Hanno continuato a lavorare per tutta la notte gli impianti del Consorzio di Bonifica dell’Area Fiorentina che permettono di tenere sotto controllo il livello dei fiumi della Piana. Attivati ieri, gli impianti del Fosso di Piano e della Viaccia, collocati fra Signa e Campi Bisenzio, stanno tuttora proseguendo nel pompaggio delle acque dei canali minori che Arno e Bisenzio, dato il livello di piena, non sarebbero altrimenti in grado di ricevere. In assenza del meccanismo di sbarramento e di parallelo pompaggio artificiale che viene attivato grazie agli impianti, l’impossibilita’ degli affluenti di riversare acqua nei fiumi principali provocherebbe allagamenti ‘a catena’ nelle zone pianeggianti (come appunto la Piana fiorentina), a causa della progressiva risalita delle acque verso monte. ”Un grazie ai tecnici e agli operai che da due giorni sono all’opera ininterrottamente giorno e notte – spiega il presidente del Consorzio di Bonifica dell’Area Fiorentina, Marco Bottino – per monitorare la situazione e controllare funzionamento ed efficienza degli impianti, mai cosi’ necessari come in questi giorni”. Nonostante le piogge abbondanti di queste ore, il livello dell’Arno e soprattutto del Bisenzio sono comunque in leggero calo e la situazione resta sotto controllo. I tecnici del Consorzio di Bonifica dell’Area Fiorentina continueranno a monitorare la situazione su tutti i corsi d’acqua di propria competenza.

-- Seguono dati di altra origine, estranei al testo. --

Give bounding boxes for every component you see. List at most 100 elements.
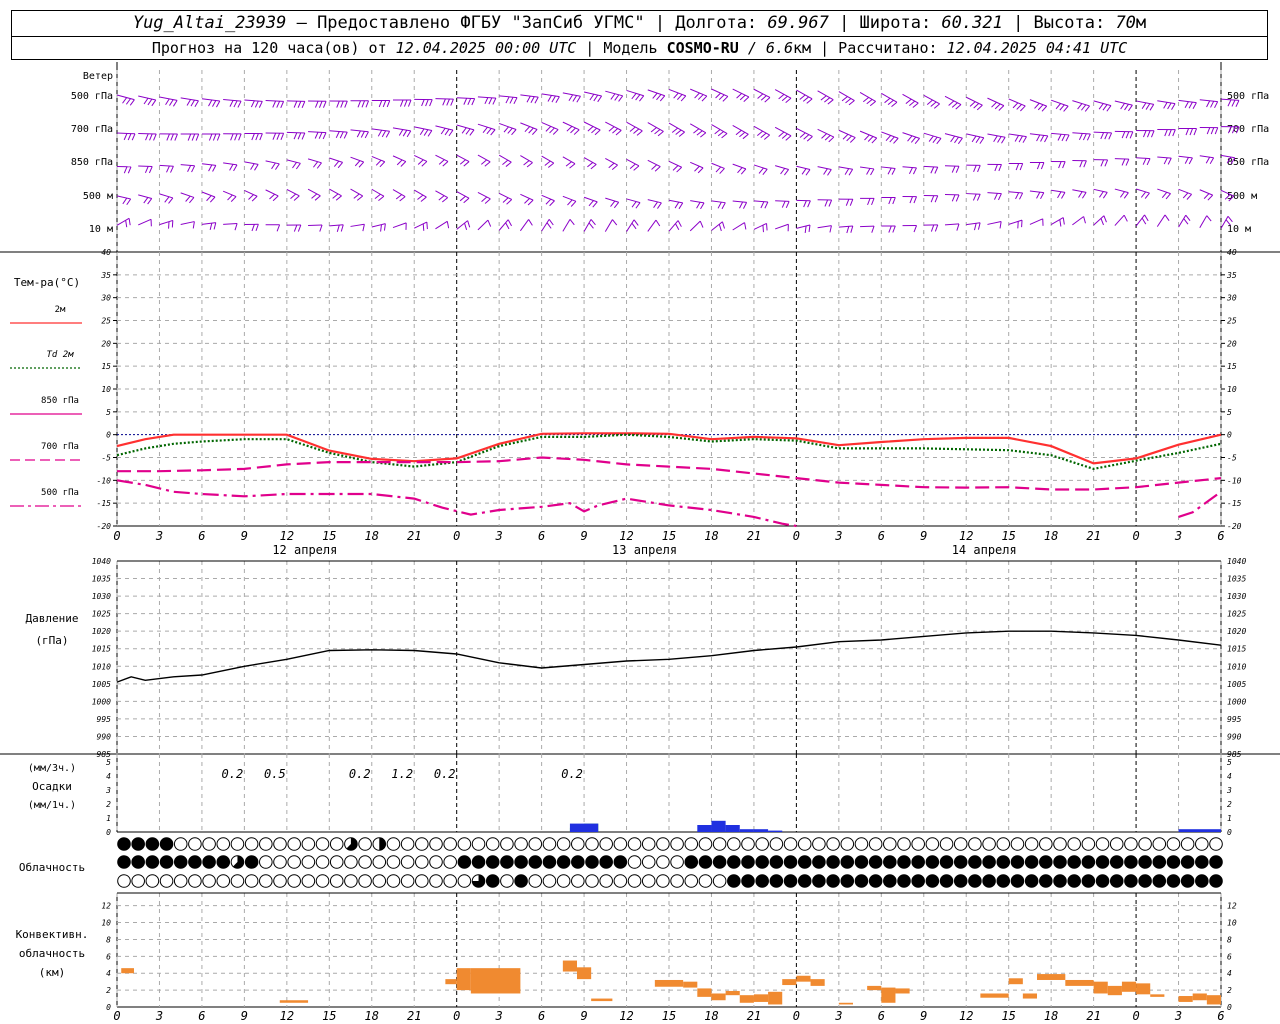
wind-barb <box>583 157 597 165</box>
pressure-tick-label-right: 1010 <box>1227 662 1246 671</box>
wind-barb-feather <box>301 101 306 109</box>
wind-barb-feather <box>588 200 594 207</box>
wind-barb <box>201 191 216 198</box>
wind-barb-feather <box>292 162 297 169</box>
model-name: COSMO-RU <box>666 39 739 57</box>
wind-barb-feather <box>1079 160 1083 168</box>
wind-barb <box>519 219 530 232</box>
wind-barb <box>647 219 657 232</box>
wind-barb-feather <box>827 99 834 105</box>
cloud-symbol-full <box>954 855 968 869</box>
wind-barb-feather <box>169 99 174 106</box>
wind-barb-feather <box>234 133 238 141</box>
cloud-symbol <box>968 837 982 851</box>
wind-barb-feather <box>147 198 153 205</box>
cloud-symbol-full <box>727 874 741 888</box>
cloud-symbol <box>1109 837 1124 851</box>
wind-barb-feather <box>1036 134 1041 142</box>
wind-barb <box>477 191 491 200</box>
wind-barb <box>838 166 853 170</box>
wind-barb-feather <box>526 95 531 103</box>
wind-barb <box>690 88 708 97</box>
wind-barb-feather <box>1167 157 1172 165</box>
cloud-symbol <box>358 855 372 869</box>
wind-level-label-left: 500 гПа <box>71 91 113 102</box>
cloud-symbol-full <box>855 874 868 888</box>
wind-barb-feather <box>166 133 170 141</box>
wind-barb-feather <box>422 223 425 231</box>
wind-barb-feather <box>1123 214 1128 222</box>
pressure-tick-label-left: 1015 <box>92 645 111 654</box>
latitude-label: | Широта: <box>828 13 942 33</box>
cloud-symbol-partial <box>472 874 485 888</box>
wind-barb-feather <box>721 221 725 229</box>
cloud-symbol <box>641 837 656 851</box>
precip-tick-label-right: 1 <box>1227 814 1232 823</box>
wind-level-label-right: 500 гПа <box>1227 91 1269 102</box>
wind-barb-feather <box>318 132 323 139</box>
wind-barb <box>180 221 195 225</box>
wind-barb <box>796 89 813 100</box>
wind-barb <box>987 221 1002 225</box>
hour-tick-label-bottom: 15 <box>322 1009 336 1023</box>
wind-barb <box>583 121 601 131</box>
wind-barb-feather <box>1108 132 1113 140</box>
wind-barb <box>413 189 427 198</box>
wind-barb-feather <box>1150 130 1155 138</box>
wind-barb-feather <box>185 195 191 202</box>
wind-barb <box>902 166 917 169</box>
wind-barb <box>944 165 960 167</box>
wind-barb-feather <box>721 133 728 139</box>
wind-barb <box>668 220 679 232</box>
wind-barb-feather <box>233 164 238 172</box>
pressure-tick-label-left: 985 <box>97 750 112 759</box>
wind-barb <box>902 132 920 139</box>
wind-barb-feather <box>395 194 402 200</box>
temp-tick-label-right: -20 <box>1227 522 1242 531</box>
altitude-unit: м <box>1135 13 1147 33</box>
cloud-symbol-full <box>727 855 741 869</box>
wind-barb-feather <box>659 95 666 102</box>
wind-barb <box>456 191 470 199</box>
wind-barb <box>541 121 559 131</box>
wind-barb <box>732 88 750 98</box>
wind-barb-feather <box>343 131 348 139</box>
conv-cloud-bar <box>796 975 811 982</box>
cloud-symbol <box>400 855 415 869</box>
wind-barb-feather <box>955 104 962 110</box>
conv-tick-label-right: 0 <box>1227 1003 1232 1012</box>
cloud-symbol <box>244 837 259 851</box>
wind-barb-feather <box>1015 163 1020 171</box>
cloud-symbol-full <box>1209 855 1223 869</box>
wind-barb-feather <box>383 223 386 231</box>
wind-barb-feather <box>255 133 259 141</box>
cloud-symbol <box>344 855 358 869</box>
hour-tick-label: 18 <box>704 529 718 543</box>
cloud-symbol <box>982 837 996 851</box>
wind-barb-feather <box>973 103 980 109</box>
hour-tick-label: 3 <box>495 529 503 543</box>
hour-tick-label-bottom: 0 <box>113 1009 120 1023</box>
wind-barb-feather <box>785 201 790 208</box>
wind-barb-feather <box>269 193 275 200</box>
wind-barb-feather <box>402 129 408 137</box>
precip-amount-label: 0.2 <box>349 767 371 781</box>
wind-barb-feather <box>1077 103 1083 110</box>
cloud-symbol-full <box>840 874 854 888</box>
wind-barb-feather <box>821 133 827 139</box>
hour-tick-label-bottom: 21 <box>407 1009 421 1023</box>
wind-barb <box>159 219 173 226</box>
cloud-symbol <box>641 874 656 888</box>
cloud-symbol-full <box>458 855 471 869</box>
cloud-symbol-full <box>826 874 840 888</box>
precip-tick-label-left: 5 <box>106 758 111 767</box>
cloud-symbol-partial <box>346 837 358 851</box>
wind-barb <box>286 100 305 102</box>
cloud-symbol-full <box>1110 874 1124 888</box>
wind-barb-feather <box>570 200 577 207</box>
wind-barb-feather <box>1057 191 1062 199</box>
wind-barb-feather <box>206 195 212 202</box>
conv-cloud-bar <box>1037 974 1066 980</box>
wind-barb-feather <box>608 126 615 132</box>
hour-tick-label: 15 <box>1001 529 1015 543</box>
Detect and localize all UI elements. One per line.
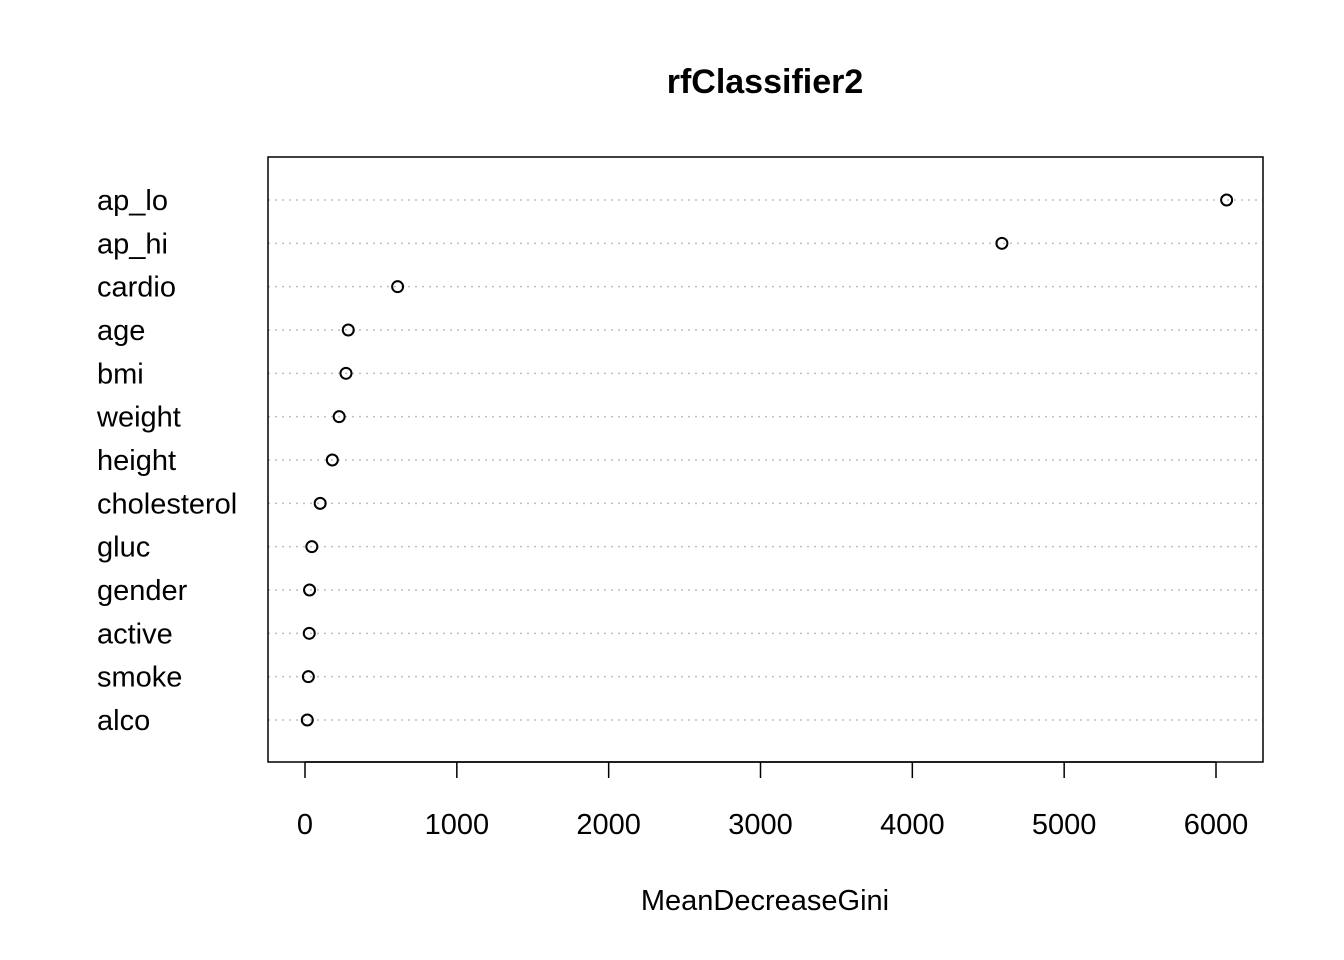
category-label-alco: alco xyxy=(97,705,150,737)
data-point-ap_lo xyxy=(1220,193,1234,207)
category-label-active: active xyxy=(97,618,173,650)
data-point-ap_hi xyxy=(995,236,1009,250)
x-tick-label-3000: 3000 xyxy=(728,809,793,841)
category-label-gluc: gluc xyxy=(97,532,150,564)
category-label-smoke: smoke xyxy=(97,662,182,694)
data-point-cardio xyxy=(391,280,405,294)
data-point-age xyxy=(341,323,355,337)
data-point-active xyxy=(302,626,316,640)
category-label-bmi: bmi xyxy=(97,358,144,390)
data-point-bmi xyxy=(339,366,353,380)
category-label-cholesterol: cholesterol xyxy=(97,488,237,520)
x-tick-label-2000: 2000 xyxy=(576,809,641,841)
category-label-ap_hi: ap_hi xyxy=(97,228,168,260)
data-point-smoke xyxy=(301,670,315,684)
x-tick-label-6000: 6000 xyxy=(1184,809,1249,841)
x-axis: 0 1000 2000 3000 4000 5000 6000 xyxy=(297,761,1249,841)
data-point-cholesterol xyxy=(313,496,327,510)
data-point-alco xyxy=(300,713,314,727)
x-tick-label-4000: 4000 xyxy=(880,809,945,841)
category-label-weight: weight xyxy=(96,402,181,434)
chart-title: rfClassifier2 xyxy=(667,63,864,101)
x-tick-label-0: 0 xyxy=(297,809,313,841)
data-point-gender xyxy=(303,583,317,597)
x-tick-label-5000: 5000 xyxy=(1032,809,1097,841)
x-axis-title: MeanDecreaseGini xyxy=(641,885,889,917)
category-label-ap_lo: ap_lo xyxy=(97,185,168,217)
data-point-gluc xyxy=(305,540,319,554)
x-tick-label-1000: 1000 xyxy=(425,809,490,841)
category-label-age: age xyxy=(97,315,145,347)
category-label-cardio: cardio xyxy=(97,272,176,304)
category-label-height: height xyxy=(97,445,176,477)
data-points xyxy=(300,193,1234,727)
data-point-height xyxy=(325,453,339,467)
data-point-weight xyxy=(332,410,346,424)
category-label-gender: gender xyxy=(97,575,188,607)
grid-lines xyxy=(268,199,1263,721)
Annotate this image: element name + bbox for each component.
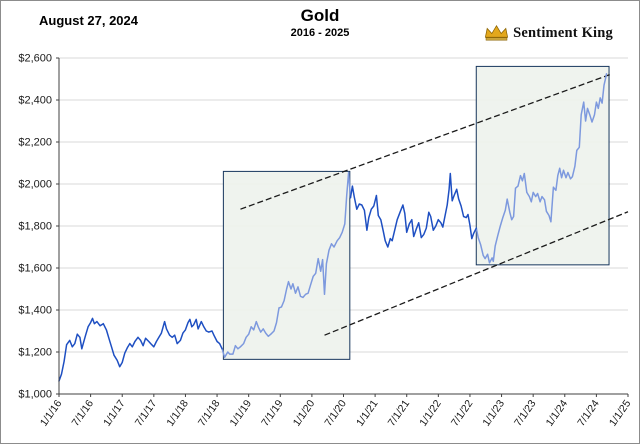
- y-tick-label: $1,600: [18, 263, 52, 275]
- x-tick-label: 1/1/25: [607, 398, 634, 429]
- x-tick-label: 7/1/21: [386, 398, 413, 429]
- gold-price-chart: $1,000 $1,200 $1,400 $1,600 $1,800 $2,000 $2,2…: [18, 53, 634, 429]
- x-tick-label: 1/1/23: [480, 398, 507, 429]
- y-tick-label: $2,600: [18, 53, 52, 65]
- trend-channel-lower: [324, 211, 629, 336]
- x-tick-label: 7/1/16: [69, 398, 96, 429]
- highlight-box: [475, 65, 610, 266]
- y-tick-label: $1,200: [18, 347, 52, 359]
- x-tick-label: 7/1/18: [196, 398, 223, 429]
- x-tick-label: 1/1/21: [354, 398, 381, 429]
- y-tick-label: $1,800: [18, 221, 52, 233]
- price-line-highlight: [221, 73, 608, 359]
- x-tick-label: 1/1/20: [291, 398, 318, 429]
- x-tick-label: 7/1/17: [133, 398, 160, 429]
- x-tick-label: 7/1/22: [449, 398, 476, 429]
- x-tick-label: 1/1/19: [228, 398, 255, 429]
- x-tick-label: 1/1/22: [417, 398, 444, 429]
- trend-channel-upper: [240, 73, 613, 210]
- x-tick-label: 7/1/24: [575, 398, 602, 429]
- crown-icon: [485, 24, 509, 41]
- price-line: [58, 172, 478, 382]
- highlight-box: [222, 170, 351, 360]
- x-tick-label: 1/1/24: [544, 398, 571, 429]
- x-tick-label: 1/1/16: [38, 398, 65, 429]
- y-tick-label: $2,200: [18, 137, 52, 149]
- x-tick-label: 1/1/17: [101, 398, 128, 429]
- y-tick-label: $1,400: [18, 305, 52, 317]
- brand-name: Sentiment King: [513, 24, 613, 41]
- y-tick-label: $2,000: [18, 179, 52, 191]
- y-tick-label: $2,400: [18, 95, 52, 107]
- x-tick-label: 7/1/20: [322, 398, 349, 429]
- y-tick-label: $1,000: [18, 389, 52, 401]
- x-tick-label: 7/1/23: [512, 398, 539, 429]
- x-tick-label: 1/1/18: [164, 398, 191, 429]
- x-tick-label: 7/1/19: [259, 398, 286, 429]
- brand-logo: Sentiment King: [483, 24, 613, 42]
- as-of-date: August 27, 2024: [39, 13, 138, 28]
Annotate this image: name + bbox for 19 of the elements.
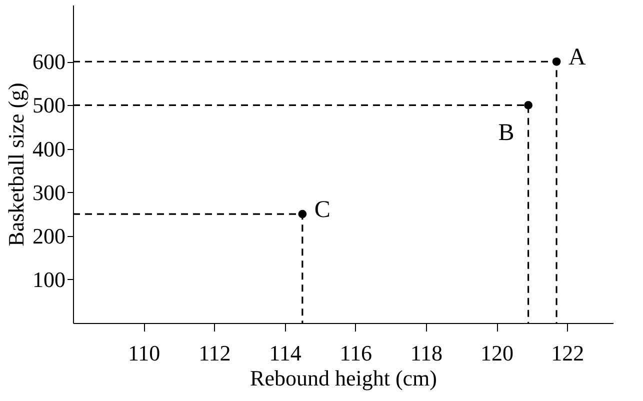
x-tick-label: 110 xyxy=(128,340,160,366)
annotation: B xyxy=(498,120,514,146)
x-tick-label: 114 xyxy=(269,340,302,366)
y-tick-label: 600 xyxy=(32,49,66,74)
x-tick-label: 120 xyxy=(480,340,514,366)
y-axis-title: Basketball size (g) xyxy=(4,82,28,246)
y-tick-label: 300 xyxy=(32,180,66,205)
x-axis-title: Rebound height (cm) xyxy=(250,366,437,390)
x-tick-label: 116 xyxy=(340,340,372,366)
y-tick-label: 500 xyxy=(32,92,66,118)
y-tick-label: 200 xyxy=(32,223,66,248)
y-tick-label: 100 xyxy=(32,266,66,292)
point xyxy=(524,101,532,110)
x-tick-label: 112 xyxy=(198,340,231,366)
x-tick-label: 122 xyxy=(551,340,584,366)
annotation: A xyxy=(568,44,587,71)
annotation: C xyxy=(314,197,330,224)
y-tick-label: 400 xyxy=(32,136,66,162)
x-tick-label: 118 xyxy=(410,340,443,366)
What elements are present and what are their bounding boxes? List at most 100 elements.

Continua l’allerta meteo in Toscana e prosegue il lavoro dei Consorzi di Bonifica per tenere sotto controllo laghi, fiumi e torrenti. Dopo l’intensa giornata di ieri, uomini e impianti sono rimasti in azione tutta la notte e stanno proseguendo ininterrottamente l’attivita’. Nei Comuni della Bassa Maremma duramente colpiti dall’alluvione dello scorso novembre, a seguito di una eccezionale grandinata, il reticolo idrografico a scolo meccanico nei dintorni di Albinia (Grosseto), ormai saturo di acque, e’ andato ieri in crisi. E’ stato cosi’ messo duramente alla prova l’impianto idrovoro di Torre Saline, che nel tardo pomeriggio e’ andato parzialmente in black-out. Tecnici e personale del Consorzio di Bonifica Osa-Albegna hanno provveduto nell’arco di pochissimo tempo a far ripartire l’impianto a pieno regime. Gia’ nei giorni precedenti, per far fronte a qualsiasi evenienza viste le previsioni meteorologiche, il Consorzio aveva oltretutto predisposto cautelativamente due impianti idrovori esterni all’edificio, per sopperire a possibili problematiche. Anche il Consorzio Bonifica Grossetana si e’ reso subito disponibile a inviare tecnici e personale specializzato in loco, con un impianto idrovoro mobile da mettere in funzione in caso di massima emergenza.